New HVCRE Capital Requirements and the Commercial Real Estate Sector

Following the financial and banking crisis from 2008 to 2013, almost 500 banks failed. The cost to the FDIC fund came in around $73 billion including $12 billion from the failure of IndyMac, the most expensive failure in FDIC history. One of the outcomes of the crisis was an overhaul of banking regulations, including higher capital requirements for High Volatility Commercial Real Estate (HVCRE). The regulators deemed certain commercial construction loans to be riskier than others and the new requirements were designed to protect financial institutions in the event of a loss from failed construction loans. The 2015 regulations required that HVCRE loans carry a 150% risk weight for loans that finance the acquisition, development or construction of real property. That means covered lending institutions must reserve $1.50 per $1.00 of capital compared to non-HVCRE loans. This, of course, adds costs and limits to credit availability for commercial real estate borrowers.

Nearly three years later, a new law amends multiple provisions of Dodd-Frank, including the capital requirements for construction loans secured by HVCRE.

The Economic Growth, Regulatory Relief, and Consumer Protection Act was recently made into law to relieve some of the stipulations for lenders and borrowers brought about by the post-crisis reforms. The overarching goal of the Act was to bring some regulatory relief to community banks across the U.S.

The new law includes changes to the HVCRE requirements, including:

  • HVCRE loans now have a narrower focus that doesn’t require in-place income
  • A newly defined, High Volatility Commercial Real Estate Acquisition, Development or Construction loan (HVCRE ADC Loan), means that the loan must now “primarily” finance the acquisition, development or construction of real property. It must also intend to finance the conversion of the project to income-producing real property that’s dependent on “future” income or proceeds.
  • Improvements to existing income-producing real property won’t be covered if the prior income generated by the existing property can cover debt service and related expenses
  • Borrowers can now get credit for the appreciation of contributed land above the purchase price paid
  • The loans will now be reclassified as non-HVCRE when cash flow from the property is substantial enough to cover the debt, or upon significant completion of the project.

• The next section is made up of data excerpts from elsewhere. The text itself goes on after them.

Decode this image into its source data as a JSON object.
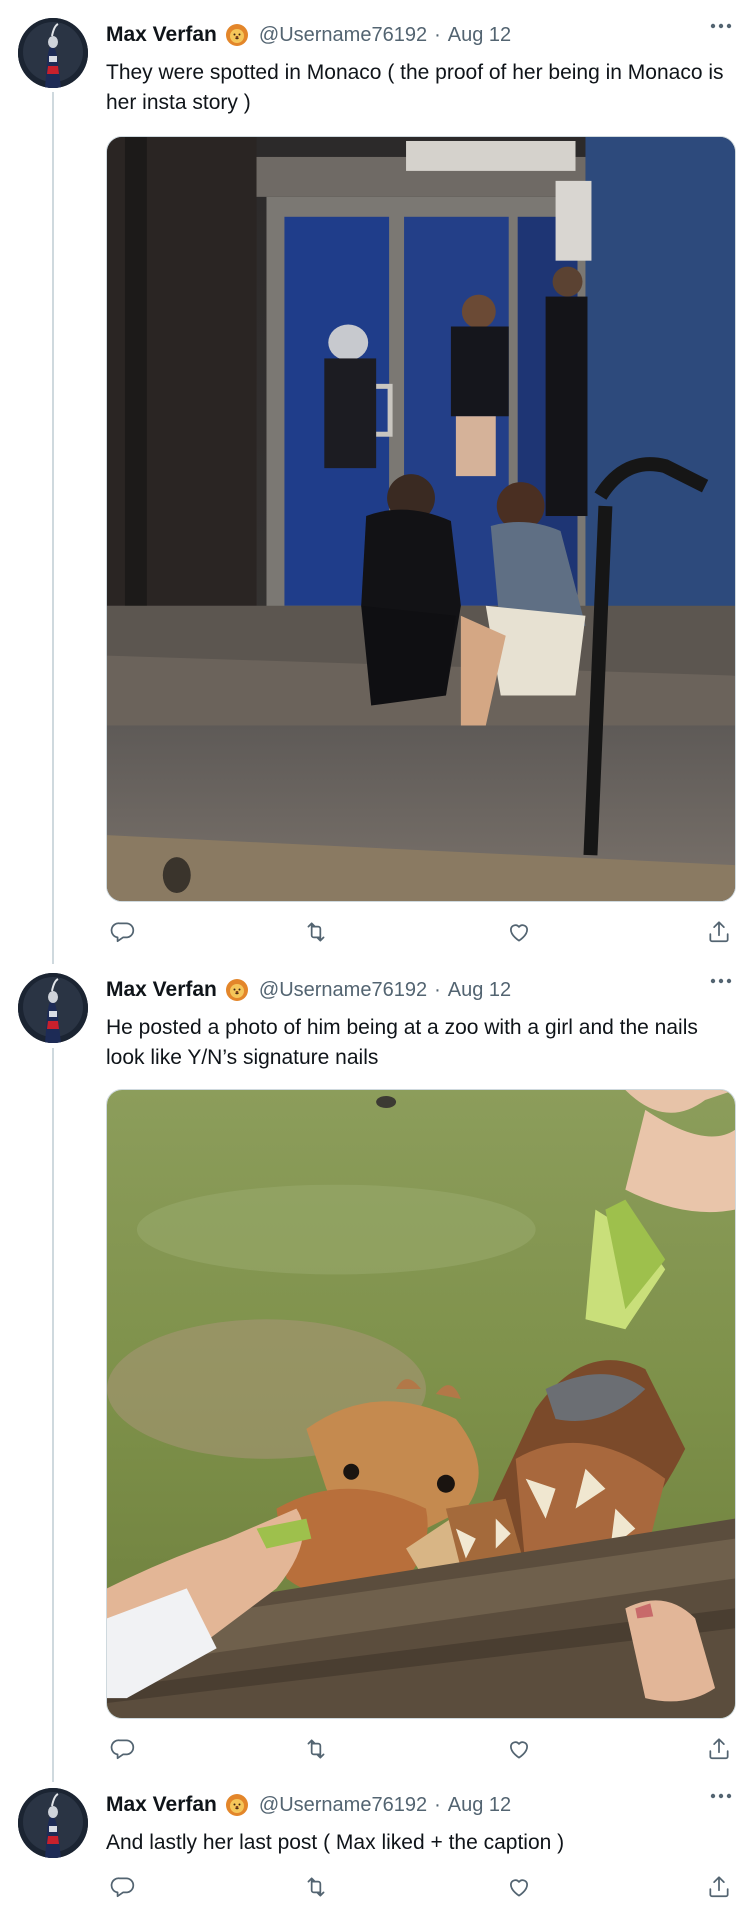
{
  "colors": {
    "text": "#0f1419",
    "muted": "#536471",
    "line": "#cfd9de",
    "icon": "#536471"
  },
  "tweets": [
    {
      "author_name": "Max Verfan",
      "badge_icon": "lion-emoji-icon",
      "handle": "@Username76192",
      "separator": "·",
      "date": "Aug 12",
      "text": "They were spotted in Monaco ( the proof of her being in Monaco is her insta story )",
      "media": "photo-street-night"
    },
    {
      "author_name": "Max Verfan",
      "badge_icon": "lion-emoji-icon",
      "handle": "@Username76192",
      "separator": "·",
      "date": "Aug 12",
      "text": "He posted a photo of him being at a zoo with a girl and the nails look like Y/N’s signature nails",
      "media": "photo-giraffes-zoo"
    },
    {
      "author_name": "Max Verfan",
      "badge_icon": "lion-emoji-icon",
      "handle": "@Username76192",
      "separator": "·",
      "date": "Aug 12",
      "text": "And lastly her last post ( Max liked + the caption )",
      "media": null
    }
  ],
  "action_icons": [
    "reply-icon",
    "retweet-icon",
    "like-icon",
    "share-icon"
  ]
}
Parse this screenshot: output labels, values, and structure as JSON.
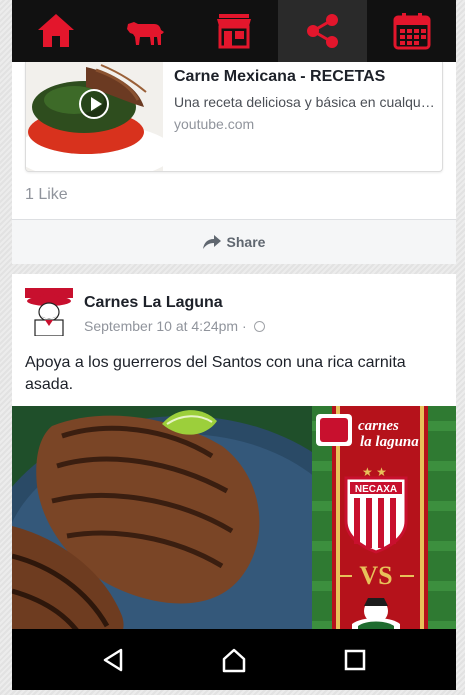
{
  "colors": {
    "accent": "#e3162c",
    "topbar_bg": "#111111",
    "navbar_bg": "#000000",
    "text_primary": "#1d2129",
    "text_secondary": "#90949c"
  },
  "top_tabs": [
    {
      "icon": "home-icon",
      "active": false
    },
    {
      "icon": "cow-icon",
      "active": false
    },
    {
      "icon": "store-icon",
      "active": false
    },
    {
      "icon": "share-icon",
      "active": true
    },
    {
      "icon": "calendar-icon",
      "active": false
    }
  ],
  "post1": {
    "link": {
      "title": "Carne Mexicana - RECETAS",
      "description": "Una receta deliciosa y básica en cualquier cocina mexicana",
      "domain": "youtube.com"
    },
    "likes": "1 Like",
    "share_label": "Share"
  },
  "post2": {
    "page_name": "Carnes La Laguna",
    "timestamp": "September 10 at 4:24pm · ",
    "text": "Apoya a los guerreros del Santos con una rica carnita asada.",
    "image": {
      "brand_text": "carnes la laguna",
      "team_badge": "NECAXA",
      "vs_text": "VS"
    }
  },
  "android_nav": [
    {
      "icon": "back-icon"
    },
    {
      "icon": "home-nav-icon"
    },
    {
      "icon": "recents-icon"
    }
  ]
}
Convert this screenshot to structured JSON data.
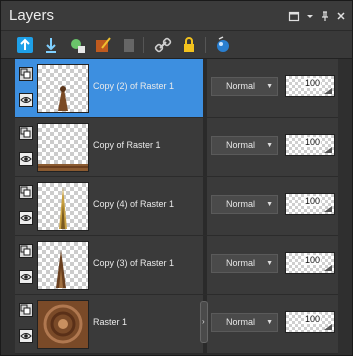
{
  "panel": {
    "title": "Layers"
  },
  "titlebar_buttons": [
    {
      "name": "restore-window-icon",
      "glyph": "▫"
    },
    {
      "name": "dropdown-menu-icon",
      "glyph": "▾"
    },
    {
      "name": "pin-icon",
      "glyph": "⊥"
    },
    {
      "name": "close-icon",
      "glyph": "✕"
    }
  ],
  "toolbar": {
    "tools": [
      {
        "name": "new-raster-layer-icon"
      },
      {
        "name": "new-vector-layer-icon"
      },
      {
        "name": "new-adjustment-layer-icon"
      },
      {
        "name": "edit-layer-icon"
      },
      {
        "name": "delete-layer-icon"
      },
      {
        "name": "link-layers-icon"
      },
      {
        "name": "lock-layer-icon"
      },
      {
        "name": "layer-visibility-toggle-icon"
      }
    ]
  },
  "layers": [
    {
      "name": "Copy (2) of Raster 1",
      "blend_mode": "Normal",
      "opacity": "100",
      "selected": true,
      "thumb": "small-figure"
    },
    {
      "name": "Copy of Raster 1",
      "blend_mode": "Normal",
      "opacity": "100",
      "selected": false,
      "thumb": "bottom-strip"
    },
    {
      "name": "Copy (4) of Raster 1",
      "blend_mode": "Normal",
      "opacity": "100",
      "selected": false,
      "thumb": "tall-spire"
    },
    {
      "name": "Copy (3) of Raster 1",
      "blend_mode": "Normal",
      "opacity": "100",
      "selected": false,
      "thumb": "dark-spire"
    },
    {
      "name": "Raster 1",
      "blend_mode": "Normal",
      "opacity": "100",
      "selected": false,
      "thumb": "full-texture"
    }
  ],
  "colors": {
    "selected_row": "#3d8fe0",
    "panel_bg": "#2f2f2f"
  }
}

What does this mean for commercial real estate sector?

HVCRE maintains demanding lending requirements, but the Act introduced a more limited scope and new options to alleviate the duration of the heightened capital requirements for HVCRE.

The lower capital requirements free up credit availability for borrowers, which will drive new real estate development. In addition, financial institutions have a greater incentive to lend with the potential for a lower price tag for borrowers on construction loans.